Irã propõe controle ampliado em Ormuz para reabrir rota estratégica, Omã rejeita plano iraniano
Irã apresenta plano ousado para o Estreito de Ormuz com maior controle de rotas, gerando tensão com Omã
O Irã propôs a Omã um acordo temporário para a reabertura do Estreito de Ormuz, que visa reorganizar as rotas de navegação na região estratégica.
A iniciativa surge em um momento de elevadas tensões no Oriente Médio e busca intensificar a influência iraniana sobre o fluxo marítimo global.
A proposta, detalhada pelo vice-ministro das Relações Exteriores, Kazem Gharibabadi, foi divulgada pelo BM&C NEWS.

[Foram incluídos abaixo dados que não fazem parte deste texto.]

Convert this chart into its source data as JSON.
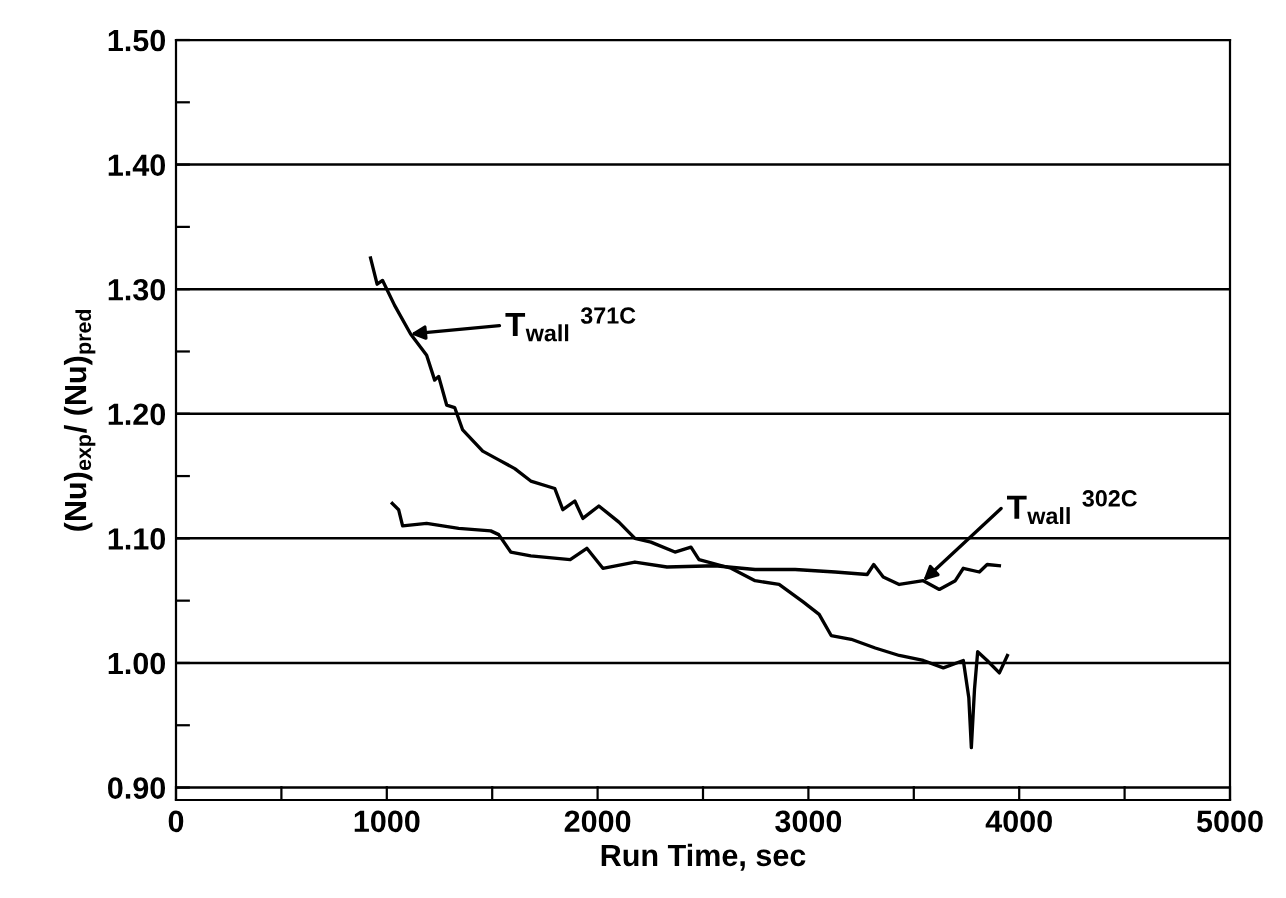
{
  "chart_data": {
    "type": "line",
    "xlabel": "Run Time, sec",
    "ylabel": "(Nu)$_{exp}$/ (Nu)$_{pred}$",
    "xlim": [
      0,
      5000
    ],
    "xticks": [
      0,
      {
        "value": 500,
        "label": null
      },
      1000,
      {
        "value": 1500,
        "label": null
      },
      2000,
      {
        "value": 2500,
        "label": null
      },
      3000,
      {
        "value": 3500,
        "label": null
      },
      4000,
      {
        "value": 4500,
        "label": null
      },
      5000
    ],
    "ylim": [
      0.89,
      1.5
    ],
    "yticks": [
      {
        "value": 0.9,
        "label": "0.90"
      },
      {
        "value": 0.95,
        "label": null
      },
      {
        "value": 1.0,
        "label": "1.00"
      },
      {
        "value": 1.05,
        "label": null
      },
      {
        "value": 1.1,
        "label": "1.10"
      },
      {
        "value": 1.15,
        "label": null
      },
      {
        "value": 1.2,
        "label": "1.20"
      },
      {
        "value": 1.25,
        "label": null
      },
      {
        "value": 1.3,
        "label": "1.30"
      },
      {
        "value": 1.35,
        "label": null
      },
      {
        "value": 1.4,
        "label": "1.40"
      },
      {
        "value": 1.45,
        "label": null
      },
      {
        "value": 1.5,
        "label": "1.50"
      }
    ],
    "grid": "y",
    "line_style": "solid",
    "series": [
      {
        "color": "#000000",
        "x": [
          923,
          954,
          980,
          1037,
          1113,
          1189,
          1227,
          1246,
          1284,
          1322,
          1360,
          1455,
          1531,
          1607,
          1683,
          1797,
          1835,
          1892,
          1930,
          2006,
          2101,
          2177,
          2253,
          2367,
          2443,
          2481,
          2633,
          2747,
          2861,
          2975,
          3051,
          3108,
          3203,
          3317,
          3431,
          3545,
          3640,
          3735,
          3761,
          3773,
          3788,
          3803,
          3848,
          3906,
          3944
        ],
        "values": [
          1.325,
          1.304,
          1.307,
          1.287,
          1.264,
          1.247,
          1.227,
          1.23,
          1.207,
          1.205,
          1.187,
          1.17,
          1.163,
          1.156,
          1.146,
          1.14,
          1.123,
          1.13,
          1.116,
          1.126,
          1.113,
          1.1,
          1.097,
          1.089,
          1.093,
          1.083,
          1.076,
          1.066,
          1.063,
          1.049,
          1.039,
          1.022,
          1.019,
          1.012,
          1.006,
          1.002,
          0.996,
          1.002,
          0.972,
          0.932,
          0.979,
          1.009,
          1.002,
          0.992,
          1.006
        ]
      },
      {
        "color": "#000000",
        "x": [
          1026,
          1056,
          1075,
          1189,
          1341,
          1493,
          1531,
          1588,
          1683,
          1870,
          1949,
          2025,
          2177,
          2329,
          2557,
          2747,
          2937,
          3127,
          3279,
          3310,
          3355,
          3431,
          3545,
          3621,
          3697,
          3735,
          3811,
          3848,
          3906
        ],
        "values": [
          1.128,
          1.123,
          1.11,
          1.112,
          1.108,
          1.106,
          1.103,
          1.089,
          1.086,
          1.083,
          1.092,
          1.076,
          1.081,
          1.077,
          1.078,
          1.075,
          1.075,
          1.073,
          1.071,
          1.079,
          1.069,
          1.063,
          1.066,
          1.059,
          1.066,
          1.076,
          1.073,
          1.079,
          1.078
        ]
      }
    ],
    "annotations": [
      {
        "text": "T$_{wall}$ $^{371C}$",
        "x": 1113,
        "y": 1.264
      },
      {
        "text": "T$_{wall}$ $^{302C}$",
        "x": 3545,
        "y": 1.066
      }
    ]
  }
}
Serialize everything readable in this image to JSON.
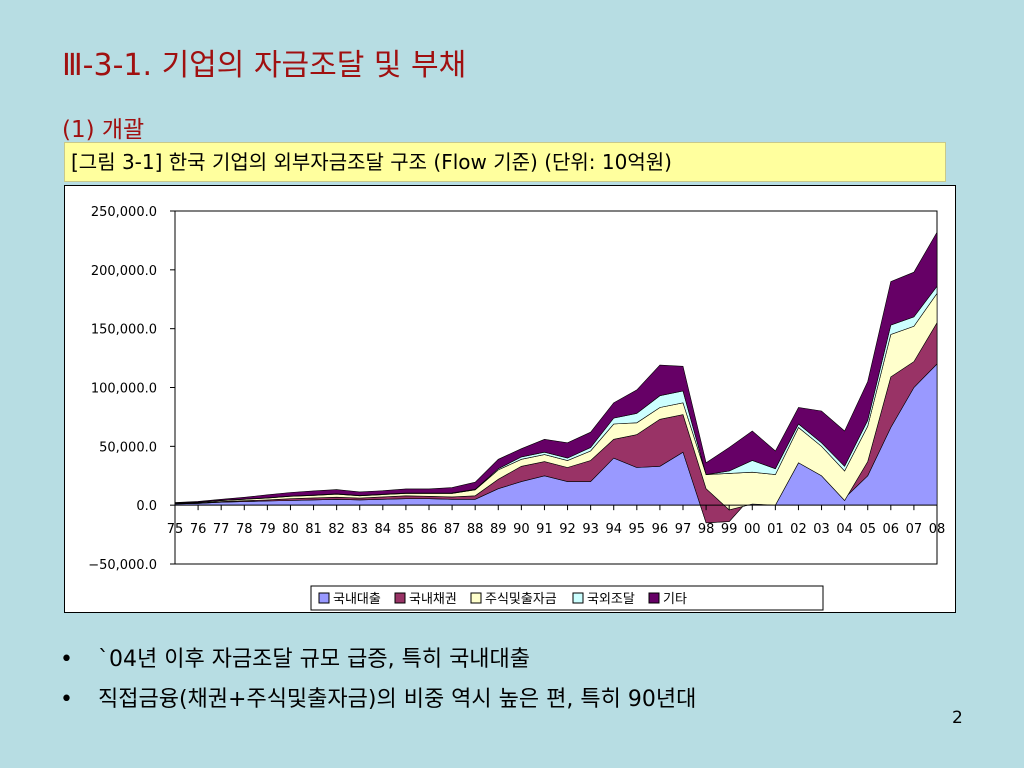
{
  "slide": {
    "title": "Ⅲ-3-1. 기업의 자금조달 및 부채",
    "section": "(1) 개괄",
    "caption": "[그림 3-1] 한국 기업의 외부자금조달 구조 (Flow 기준) (단위: 10억원)",
    "bullets": [
      "`04년 이후 자금조달 규모 급증, 특히 국내대출",
      "직접금융(채권+주식및출자금)의 비중 역시 높은 편, 특히 90년대"
    ],
    "page_number": "2",
    "bullet_symbol": "•"
  },
  "chart_data": {
    "type": "area",
    "stacked": true,
    "x": [
      "75",
      "76",
      "77",
      "78",
      "79",
      "80",
      "81",
      "82",
      "83",
      "84",
      "85",
      "86",
      "87",
      "88",
      "89",
      "90",
      "91",
      "92",
      "93",
      "94",
      "95",
      "96",
      "97",
      "98",
      "99",
      "00",
      "01",
      "02",
      "03",
      "04",
      "05",
      "06",
      "07",
      "08"
    ],
    "y_ticks": [
      "250,000.0",
      "200,000.0",
      "150,000.0",
      "100,000.0",
      "50,000.0",
      "0.0",
      "−50,000.0"
    ],
    "y_tick_values": [
      250000,
      200000,
      150000,
      100000,
      50000,
      0,
      -50000
    ],
    "ylim": [
      -50000,
      250000
    ],
    "grid": false,
    "legend_position": "bottom",
    "series": [
      {
        "name": "국내대출",
        "color": "#9999ff",
        "values": [
          1000,
          1500,
          2500,
          3000,
          3500,
          4000,
          4500,
          5000,
          4500,
          5000,
          5500,
          5500,
          5000,
          5000,
          14000,
          20000,
          25000,
          20000,
          20000,
          40000,
          32000,
          33000,
          45000,
          -15000,
          -14000,
          8000,
          12000,
          38000,
          30000,
          6000,
          25000,
          66000,
          100000,
          120000
        ]
      },
      {
        "name": "국내채권",
        "color": "#993366",
        "values": [
          300,
          400,
          600,
          800,
          1000,
          1500,
          1700,
          1800,
          1500,
          2000,
          2500,
          2000,
          2000,
          3000,
          8000,
          13000,
          12000,
          12000,
          18000,
          16000,
          28000,
          40000,
          32000,
          29000,
          10000,
          -7000,
          -12000,
          -2000,
          -5000,
          -2000,
          12000,
          43000,
          22000,
          35000
        ]
      },
      {
        "name": "주식및출자금",
        "color": "#ffffcc",
        "values": [
          400,
          500,
          800,
          1200,
          1500,
          2000,
          2000,
          2500,
          2000,
          2000,
          2000,
          2500,
          3000,
          5000,
          8000,
          6000,
          6000,
          6000,
          8000,
          13000,
          10000,
          10000,
          10000,
          12000,
          31000,
          27000,
          26000,
          30000,
          25000,
          25000,
          30000,
          36000,
          30000,
          25000
        ]
      },
      {
        "name": "국외조달",
        "color": "#ccffff",
        "values": [
          100,
          100,
          200,
          200,
          300,
          300,
          400,
          400,
          300,
          300,
          300,
          300,
          400,
          500,
          1000,
          2000,
          2000,
          2000,
          3000,
          5000,
          8000,
          10000,
          10000,
          0,
          2000,
          10000,
          5000,
          3000,
          3000,
          4000,
          5000,
          8000,
          8000,
          6000
        ]
      },
      {
        "name": "기타",
        "color": "#660066",
        "values": [
          500,
          700,
          900,
          1500,
          2500,
          3000,
          3500,
          3500,
          3000,
          3000,
          3500,
          3500,
          4500,
          6000,
          8000,
          7000,
          11000,
          13000,
          13000,
          13000,
          20000,
          26000,
          21000,
          10000,
          20000,
          25000,
          15000,
          14000,
          27000,
          30000,
          33000,
          37000,
          38000,
          46000
        ]
      }
    ]
  }
}
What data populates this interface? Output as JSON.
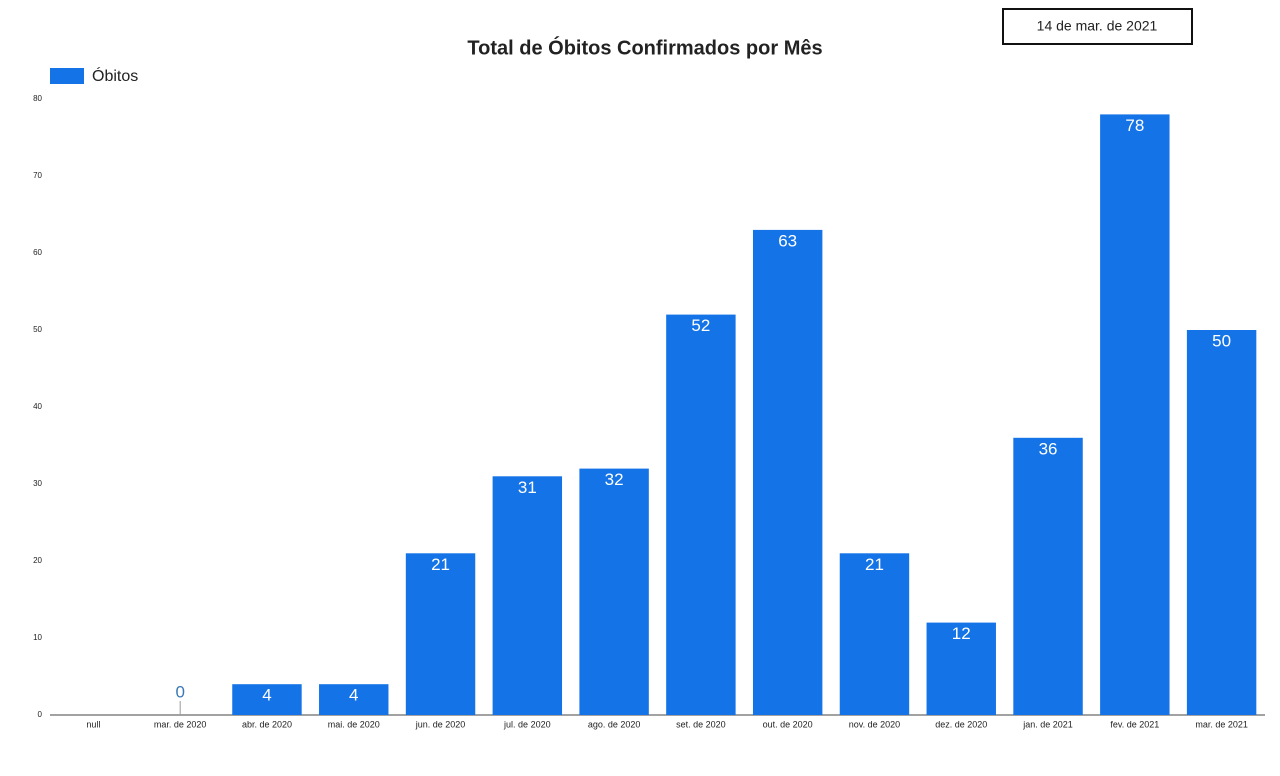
{
  "chart_data": {
    "type": "bar",
    "title": "Total de Óbitos Confirmados por Mês",
    "date_range": "14 de mar. de 2021",
    "categories": [
      "null",
      "mar. de 2020",
      "abr. de 2020",
      "mai. de 2020",
      "jun. de 2020",
      "jul. de 2020",
      "ago. de 2020",
      "set. de 2020",
      "out. de 2020",
      "nov. de 2020",
      "dez. de 2020",
      "jan. de 2021",
      "fev. de 2021",
      "mar. de 2021"
    ],
    "series": [
      {
        "name": "Óbitos",
        "color": "#1473e6",
        "values": [
          null,
          0,
          4,
          4,
          21,
          31,
          32,
          52,
          63,
          21,
          12,
          36,
          78,
          50
        ]
      }
    ],
    "ylim": [
      0,
      80
    ],
    "yticks": [
      0,
      10,
      20,
      30,
      40,
      50,
      60,
      70,
      80
    ],
    "grid": false,
    "legend": "top-left"
  }
}
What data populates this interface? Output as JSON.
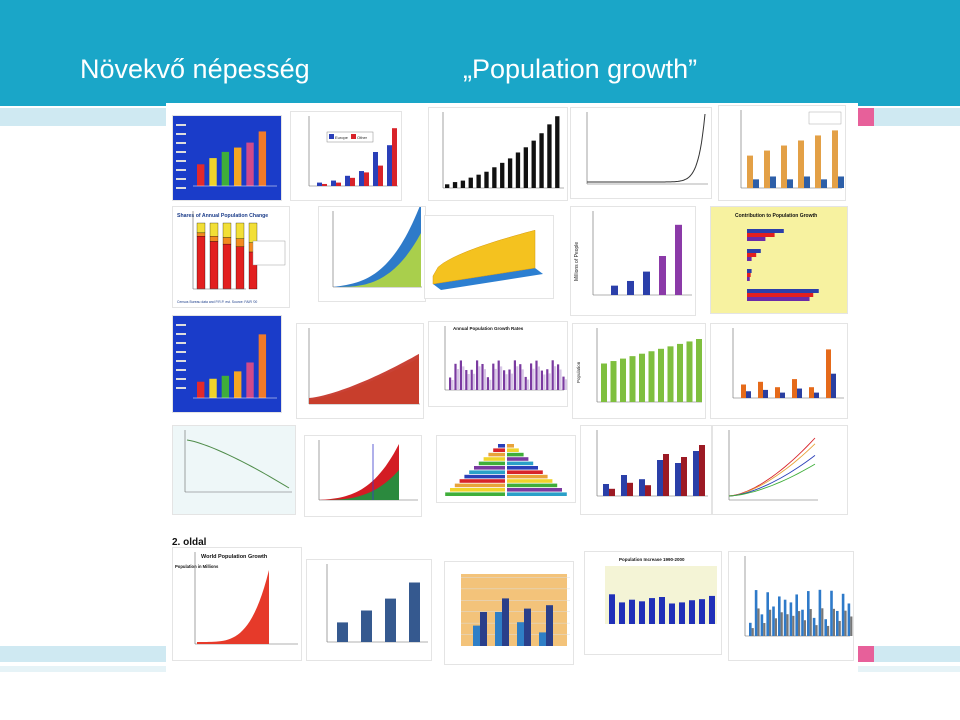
{
  "slide": {
    "title_hu": "Növekvő népesség",
    "title_en": "„Population growth”"
  },
  "collage": {
    "section_label": "2. oldal",
    "tiles": [
      {
        "id": "t1",
        "style": "blue-bars",
        "bars": [
          0.35,
          0.45,
          0.55,
          0.62,
          0.7,
          0.88
        ],
        "colors": [
          "#e3292b",
          "#f0d42b",
          "#3fae3a",
          "#f5a623",
          "#d04a8a",
          "#f07a2a"
        ]
      },
      {
        "id": "t2",
        "style": "red-blue-pairs",
        "title": "",
        "legend": [
          "Europe",
          "Other"
        ]
      },
      {
        "id": "t3",
        "style": "black-rising",
        "bars": [
          0.05,
          0.08,
          0.1,
          0.14,
          0.18,
          0.22,
          0.28,
          0.34,
          0.4,
          0.48,
          0.55,
          0.64,
          0.74,
          0.86,
          0.97
        ]
      },
      {
        "id": "t4",
        "style": "hockey-stick"
      },
      {
        "id": "t5",
        "style": "orange-blue-pairs",
        "legend": [
          "",
          "",
          ""
        ]
      },
      {
        "id": "t6",
        "style": "stacked-shares",
        "title": "Shares of Annual Population Change",
        "caption": "Census Bureau data and P.R.P. est. Source: FAIR '00"
      },
      {
        "id": "t7",
        "style": "blue-area"
      },
      {
        "id": "t8",
        "style": "yellow-3d"
      },
      {
        "id": "t9",
        "style": "millions-bars",
        "ylabel": "Millions of People"
      },
      {
        "id": "t10",
        "style": "contribution",
        "title": "Contribution to Population Growth"
      },
      {
        "id": "t11",
        "style": "blue-bars",
        "bars": [
          0.22,
          0.26,
          0.3,
          0.36,
          0.48,
          0.86
        ],
        "colors": [
          "#e3292b",
          "#f0d42b",
          "#3fae3a",
          "#f5a623",
          "#d04a8a",
          "#f07a2a"
        ]
      },
      {
        "id": "t12",
        "style": "stacked-area"
      },
      {
        "id": "t13",
        "style": "purple-bars",
        "title": "Annual Population Growth Rates"
      },
      {
        "id": "t14",
        "style": "green-bars",
        "ylabel": "Population"
      },
      {
        "id": "t15",
        "style": "orange-blue-growth"
      },
      {
        "id": "t16",
        "style": "declining-line"
      },
      {
        "id": "t17",
        "style": "red-green-area"
      },
      {
        "id": "t18",
        "style": "pyramid"
      },
      {
        "id": "t19",
        "style": "red-blue-pairs-2"
      },
      {
        "id": "t20",
        "style": "multi-lines"
      },
      {
        "id": "t21",
        "style": "world-growth",
        "title": "World Population Growth",
        "ylabel": "Population in Millions"
      },
      {
        "id": "t22",
        "style": "navy-bars"
      },
      {
        "id": "t23",
        "style": "orange-blue-3d"
      },
      {
        "id": "t24",
        "style": "blue-percent",
        "title": "Population Increase 1990-2000"
      },
      {
        "id": "t25",
        "style": "county-bars"
      }
    ]
  },
  "colors": {
    "header": "#1aa6c8",
    "accent_pink": "#e7609a",
    "strip": "#cfe9f2"
  }
}
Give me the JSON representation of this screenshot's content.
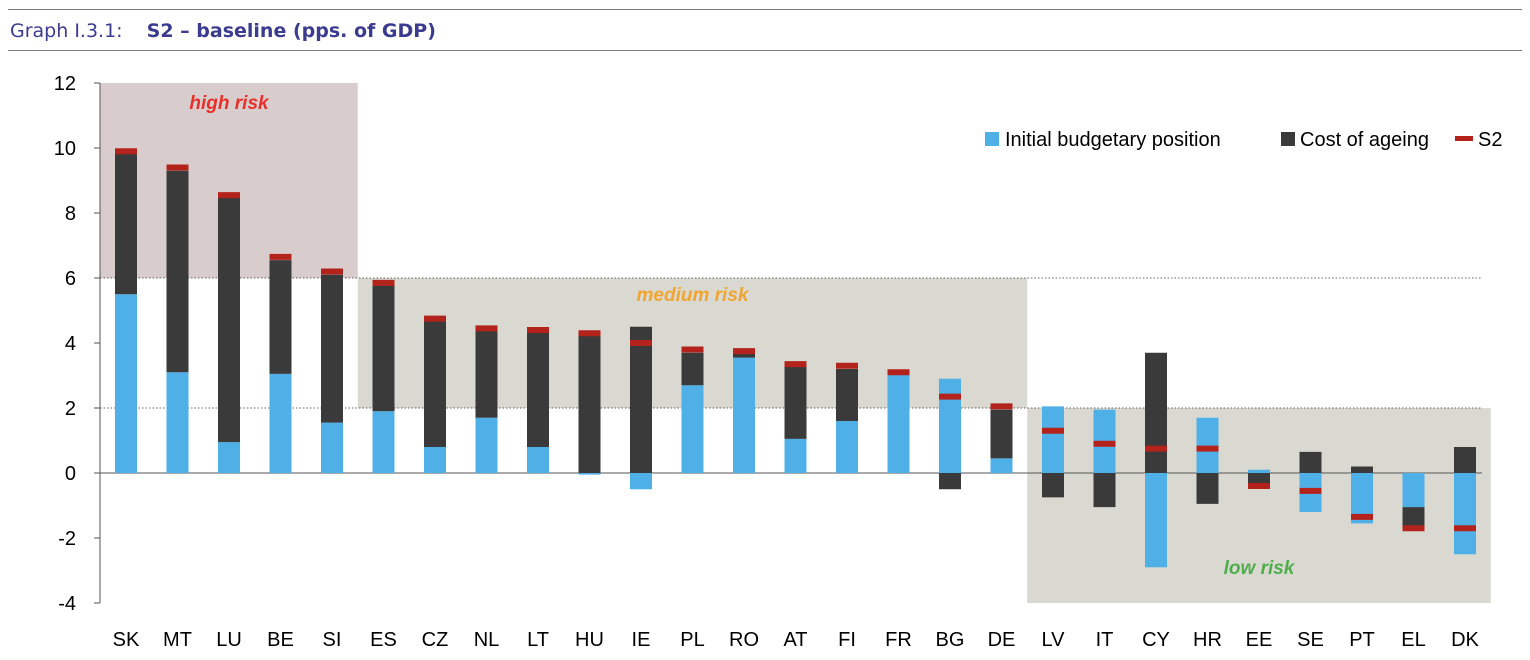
{
  "header": {
    "graph_label": "Graph I.3.1:",
    "title": "S2 – baseline (pps. of GDP)"
  },
  "colors": {
    "initial_budgetary_position": "#4fb0e8",
    "cost_of_ageing": "#3a3a3a",
    "s2": "#b3231b",
    "high_risk_zone": "#d8cccc",
    "medium_risk_zone": "#d9d9d2",
    "low_risk_zone": "#d9d9d2",
    "high_risk_text": "#e8302a",
    "medium_risk_text": "#f0a530",
    "low_risk_text": "#4fae4b"
  },
  "chart_data": {
    "type": "bar",
    "stacked": true,
    "categories": [
      "SK",
      "MT",
      "LU",
      "BE",
      "SI",
      "ES",
      "CZ",
      "NL",
      "LT",
      "HU",
      "IE",
      "PL",
      "RO",
      "AT",
      "FI",
      "FR",
      "BG",
      "DE",
      "LV",
      "IT",
      "CY",
      "HR",
      "EE",
      "SE",
      "PT",
      "EL",
      "DK"
    ],
    "series": [
      {
        "name": "Initial budgetary position",
        "type": "bar",
        "values": [
          5.5,
          3.1,
          0.95,
          3.05,
          1.55,
          1.9,
          0.8,
          1.7,
          0.8,
          -0.05,
          -0.5,
          2.7,
          3.55,
          1.05,
          1.6,
          3.05,
          2.9,
          0.45,
          2.05,
          1.95,
          -2.9,
          1.7,
          0.1,
          -1.2,
          -1.55,
          -1.05,
          -2.5
        ]
      },
      {
        "name": "Cost of ageing",
        "type": "bar",
        "values": [
          4.35,
          6.2,
          7.55,
          3.5,
          4.55,
          3.9,
          3.9,
          2.7,
          3.55,
          4.3,
          4.5,
          1.0,
          0.15,
          2.25,
          1.6,
          0.0,
          -0.5,
          1.5,
          -0.75,
          -1.05,
          3.7,
          -0.95,
          -0.45,
          0.65,
          0.2,
          -0.65,
          0.8
        ]
      },
      {
        "name": "S2",
        "type": "marker",
        "values": [
          9.9,
          9.4,
          8.55,
          6.65,
          6.2,
          5.85,
          4.75,
          4.45,
          4.4,
          4.3,
          4.0,
          3.8,
          3.75,
          3.35,
          3.3,
          3.1,
          2.35,
          2.05,
          1.3,
          0.9,
          0.75,
          0.75,
          -0.4,
          -0.55,
          -1.35,
          -1.7,
          -1.7
        ]
      }
    ],
    "ylim": [
      -4,
      12
    ],
    "yticks": [
      -4,
      -2,
      0,
      2,
      4,
      6,
      8,
      10,
      12
    ],
    "risk_zones": [
      {
        "label": "high risk",
        "from_category": "SK",
        "to_category": "SI",
        "y_range": [
          6,
          12
        ]
      },
      {
        "label": "medium risk",
        "from_category": "ES",
        "to_category": "DE",
        "y_range": [
          2,
          6
        ]
      },
      {
        "label": "low risk",
        "from_category": "LV",
        "to_category": "DK",
        "y_range": [
          -4,
          2
        ]
      }
    ],
    "reference_lines": [
      2,
      6
    ],
    "legend_position": "top-right",
    "xlabel": "",
    "ylabel": ""
  }
}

Plano prevê tráfego sob águas iranianas com controle ampliado
De acordo com a proposta iraniana, um dos sentidos do tráfego marítimo passaria a ser operado por águas sob jurisdição do Irã.
Parte da rota oposta também ficaria sob o controle de Teerã, **ampliando significativamente a influência iraniana** sobre uma das vias mais importantes do mundo para o transporte de petróleo e gás.
Teerã rejeita divisão igualitária e ameaça manter estreito fechado
O governo iraniano **descartou uma contraproposta de Omã** que sugeria uma divisão equilibrada das rotas entre os dois países.
Segundo Gharibabadi, o modelo omanita não atenderia às preocupações de segurança do Irã, especialmente diante da falta de estabilidade duradoura na região.
O Irã afirmou que, caso sua proposta não seja aceita, o Estreito de Ormuz poderá **permanecer fechado**, reiterando que Teerã não reconhece a rota ao longo da costa de Omã, o que intensifica a disputa pelo controle da navegação.
Impacto global monitorado de perto por investidores
O Estreito de Ormuz é fundamental para o **comércio energético global**, e qualquer interrupção ou alteração em seu funcionamento pode gerar **volatilidade nos mercados internacionais**.
Investidores e analistas acompanham atentamente o desenrolar das negociações, cientes dos potenciais impactos sobre os preços das commodities e as cadeias de suprimento globais.